OSHA cited the employer with three serious violations for failing to ensure employees maintained the required minimum approach distance from exposed energized parts or have the transmission line deenergized, assign a designated observer to monitor approach distances and provide warnings, and ensure the job briefing covered special precautions required when working under energized transmission lines.
OSHA proposed $49,650 in penalties.
The employer has contested the citations before the independent Occupational Safety and Health Review Commission. Penalties and citations may be adjusted throughout the course of the case process.
Virginia Discriminators
Epiq Food Hall Woodbridge, LLC, which owned and operated a food hall in Woodbridge, Virginia, will pay $54,000 and provide other relief to settle a racial harassment lawsuit filed by the U.S. Equal Employment Opportunity Commission (EEOC), the federal agency announced today.
According to the EEOC’s suit, Epiq’s black general manager faced racial harassment from the company’s owner, who frequently made derogatory comments about black customers and employees, calling them “ignorant,” “ghetto,” and “riff-raff.” The owner also told the general manager that he “look[ed] like [he] spoke thug language” and referred to him using the N-word, the EEOC alleged. Tired of the owner’s harassment and without any avenue to file a report, the general manager resigned in January 2023 after six months of employment, the EEOC said.

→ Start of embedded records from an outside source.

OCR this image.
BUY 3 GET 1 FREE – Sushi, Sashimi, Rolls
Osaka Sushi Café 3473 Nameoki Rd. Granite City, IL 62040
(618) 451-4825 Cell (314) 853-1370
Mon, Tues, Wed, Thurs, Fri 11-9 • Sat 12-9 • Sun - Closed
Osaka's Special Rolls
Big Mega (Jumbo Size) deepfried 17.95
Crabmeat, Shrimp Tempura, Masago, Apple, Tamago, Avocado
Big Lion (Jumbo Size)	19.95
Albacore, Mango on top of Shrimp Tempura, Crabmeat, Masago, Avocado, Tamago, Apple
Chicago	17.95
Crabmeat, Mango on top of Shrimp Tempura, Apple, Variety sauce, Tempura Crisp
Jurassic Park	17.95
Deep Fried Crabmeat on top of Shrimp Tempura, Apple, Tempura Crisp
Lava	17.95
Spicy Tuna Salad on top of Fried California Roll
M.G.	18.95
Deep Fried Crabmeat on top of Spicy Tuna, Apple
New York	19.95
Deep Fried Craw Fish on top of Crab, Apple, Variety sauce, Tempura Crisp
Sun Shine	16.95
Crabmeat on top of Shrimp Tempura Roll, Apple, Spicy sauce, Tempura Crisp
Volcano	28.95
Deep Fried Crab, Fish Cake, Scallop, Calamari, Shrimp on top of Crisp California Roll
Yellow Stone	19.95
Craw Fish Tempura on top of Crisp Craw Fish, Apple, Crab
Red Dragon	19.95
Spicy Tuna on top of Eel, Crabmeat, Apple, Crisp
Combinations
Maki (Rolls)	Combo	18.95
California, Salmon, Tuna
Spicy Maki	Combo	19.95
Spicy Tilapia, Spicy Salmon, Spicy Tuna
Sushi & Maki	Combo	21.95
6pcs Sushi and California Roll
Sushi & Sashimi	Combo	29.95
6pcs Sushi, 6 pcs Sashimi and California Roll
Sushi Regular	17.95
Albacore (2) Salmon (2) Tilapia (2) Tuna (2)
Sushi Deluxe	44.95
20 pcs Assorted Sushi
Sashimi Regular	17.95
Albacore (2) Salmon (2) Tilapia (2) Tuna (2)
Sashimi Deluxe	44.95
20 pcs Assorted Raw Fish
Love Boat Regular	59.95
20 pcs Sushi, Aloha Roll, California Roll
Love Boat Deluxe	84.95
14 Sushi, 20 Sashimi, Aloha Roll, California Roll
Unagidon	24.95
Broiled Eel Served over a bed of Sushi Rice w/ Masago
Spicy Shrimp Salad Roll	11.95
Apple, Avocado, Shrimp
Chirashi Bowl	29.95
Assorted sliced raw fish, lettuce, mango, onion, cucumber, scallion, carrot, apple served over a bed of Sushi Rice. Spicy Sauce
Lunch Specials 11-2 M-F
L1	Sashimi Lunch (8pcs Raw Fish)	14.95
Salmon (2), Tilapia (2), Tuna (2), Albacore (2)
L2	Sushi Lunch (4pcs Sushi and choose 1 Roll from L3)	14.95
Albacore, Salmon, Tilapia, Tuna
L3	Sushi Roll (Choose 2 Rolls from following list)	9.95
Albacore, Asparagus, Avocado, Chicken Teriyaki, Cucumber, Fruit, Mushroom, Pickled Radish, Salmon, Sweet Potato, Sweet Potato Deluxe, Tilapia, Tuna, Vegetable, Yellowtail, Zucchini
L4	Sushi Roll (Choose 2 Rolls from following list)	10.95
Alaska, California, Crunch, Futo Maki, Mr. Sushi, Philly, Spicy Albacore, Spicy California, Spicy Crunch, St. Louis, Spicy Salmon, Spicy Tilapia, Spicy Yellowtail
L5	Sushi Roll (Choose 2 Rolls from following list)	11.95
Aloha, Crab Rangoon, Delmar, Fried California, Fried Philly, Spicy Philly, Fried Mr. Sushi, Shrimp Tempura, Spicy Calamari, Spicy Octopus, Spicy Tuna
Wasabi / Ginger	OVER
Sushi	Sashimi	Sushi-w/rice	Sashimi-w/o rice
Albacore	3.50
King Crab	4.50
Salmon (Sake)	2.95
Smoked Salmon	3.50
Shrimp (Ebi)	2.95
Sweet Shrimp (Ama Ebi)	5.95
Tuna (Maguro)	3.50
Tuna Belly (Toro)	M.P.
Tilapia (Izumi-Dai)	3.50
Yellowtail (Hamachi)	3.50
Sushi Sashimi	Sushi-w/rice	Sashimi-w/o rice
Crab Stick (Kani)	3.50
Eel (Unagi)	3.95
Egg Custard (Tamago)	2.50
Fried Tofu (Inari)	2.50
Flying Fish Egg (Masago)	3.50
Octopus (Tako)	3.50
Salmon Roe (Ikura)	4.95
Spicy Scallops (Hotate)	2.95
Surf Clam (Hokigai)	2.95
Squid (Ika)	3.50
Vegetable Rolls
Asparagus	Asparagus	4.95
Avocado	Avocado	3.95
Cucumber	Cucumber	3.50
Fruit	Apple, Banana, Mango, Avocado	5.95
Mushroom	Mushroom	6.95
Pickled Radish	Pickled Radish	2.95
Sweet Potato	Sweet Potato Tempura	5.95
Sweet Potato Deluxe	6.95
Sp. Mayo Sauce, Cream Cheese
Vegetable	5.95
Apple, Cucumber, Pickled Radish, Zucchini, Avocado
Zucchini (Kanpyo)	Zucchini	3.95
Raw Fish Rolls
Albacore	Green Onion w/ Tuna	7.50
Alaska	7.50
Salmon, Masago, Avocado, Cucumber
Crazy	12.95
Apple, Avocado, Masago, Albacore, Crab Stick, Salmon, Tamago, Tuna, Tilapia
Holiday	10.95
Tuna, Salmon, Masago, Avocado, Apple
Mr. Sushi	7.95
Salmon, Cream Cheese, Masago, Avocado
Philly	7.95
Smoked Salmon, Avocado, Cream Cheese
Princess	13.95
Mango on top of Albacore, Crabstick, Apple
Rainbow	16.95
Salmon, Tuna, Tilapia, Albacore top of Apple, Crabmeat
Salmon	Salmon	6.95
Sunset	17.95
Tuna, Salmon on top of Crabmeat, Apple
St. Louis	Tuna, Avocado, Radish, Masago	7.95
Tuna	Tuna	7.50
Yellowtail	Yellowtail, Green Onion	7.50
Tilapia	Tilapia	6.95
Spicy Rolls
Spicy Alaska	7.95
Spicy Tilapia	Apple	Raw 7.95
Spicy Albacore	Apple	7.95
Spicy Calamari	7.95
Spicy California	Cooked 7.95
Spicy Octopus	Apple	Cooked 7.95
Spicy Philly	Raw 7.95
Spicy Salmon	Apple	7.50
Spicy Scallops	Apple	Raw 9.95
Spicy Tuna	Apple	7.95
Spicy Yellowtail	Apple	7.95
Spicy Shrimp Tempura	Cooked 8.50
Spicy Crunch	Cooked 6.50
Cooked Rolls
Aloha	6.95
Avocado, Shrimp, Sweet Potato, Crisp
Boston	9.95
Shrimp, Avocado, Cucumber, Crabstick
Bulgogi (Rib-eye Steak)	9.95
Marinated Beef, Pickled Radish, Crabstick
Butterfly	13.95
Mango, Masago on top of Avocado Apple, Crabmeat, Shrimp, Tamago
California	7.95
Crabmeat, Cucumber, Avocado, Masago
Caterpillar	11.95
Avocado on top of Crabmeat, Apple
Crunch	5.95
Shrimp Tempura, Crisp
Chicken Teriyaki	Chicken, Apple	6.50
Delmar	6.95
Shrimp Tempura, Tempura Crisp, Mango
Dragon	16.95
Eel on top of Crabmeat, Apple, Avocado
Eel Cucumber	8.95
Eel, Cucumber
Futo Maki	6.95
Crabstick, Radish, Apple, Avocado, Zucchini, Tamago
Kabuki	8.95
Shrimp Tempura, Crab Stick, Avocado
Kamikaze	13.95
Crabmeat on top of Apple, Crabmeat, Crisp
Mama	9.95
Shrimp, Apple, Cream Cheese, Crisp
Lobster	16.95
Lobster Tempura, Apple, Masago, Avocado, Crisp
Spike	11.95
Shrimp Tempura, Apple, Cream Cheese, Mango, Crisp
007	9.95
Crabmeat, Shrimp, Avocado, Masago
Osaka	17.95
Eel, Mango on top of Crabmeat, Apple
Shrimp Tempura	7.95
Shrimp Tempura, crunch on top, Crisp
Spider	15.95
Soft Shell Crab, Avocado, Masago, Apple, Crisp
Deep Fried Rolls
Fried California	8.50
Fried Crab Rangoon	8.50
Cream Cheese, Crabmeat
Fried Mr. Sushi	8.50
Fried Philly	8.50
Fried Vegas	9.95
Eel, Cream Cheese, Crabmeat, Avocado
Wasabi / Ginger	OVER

Such alleged conduct violates Title VII of the Civil Rights Act of 1964, which prohibits discrimination on the basis of race. The EEOC filed suit in U.S. District Court for the Eastern District of Virginia after first attempting to reach a prelitigation settlement through its conciliation process.
EEOC Washington Field Office Director Mindy E. Weinstein said, “Unfortunately, harassment remains all too common in the restaurant industry. This litigation and its resolution demonstrate the EEOC’s steadfast commitment to enforcing the law and protecting the rights of workers in that sector.”
The three-year consent decree settling the suit provides $54,000 to the former general manager. As represented in the decree, Epiq no longer has any operating businesses or employees. In addition to the monetary relief, the decree states that should Epiq resume business operations, it shall be enjoined from creating or maintaining a hostile work environment on the basis of race; create and distribute an anti-harassment policy, and provide Title VII training to its owners and management.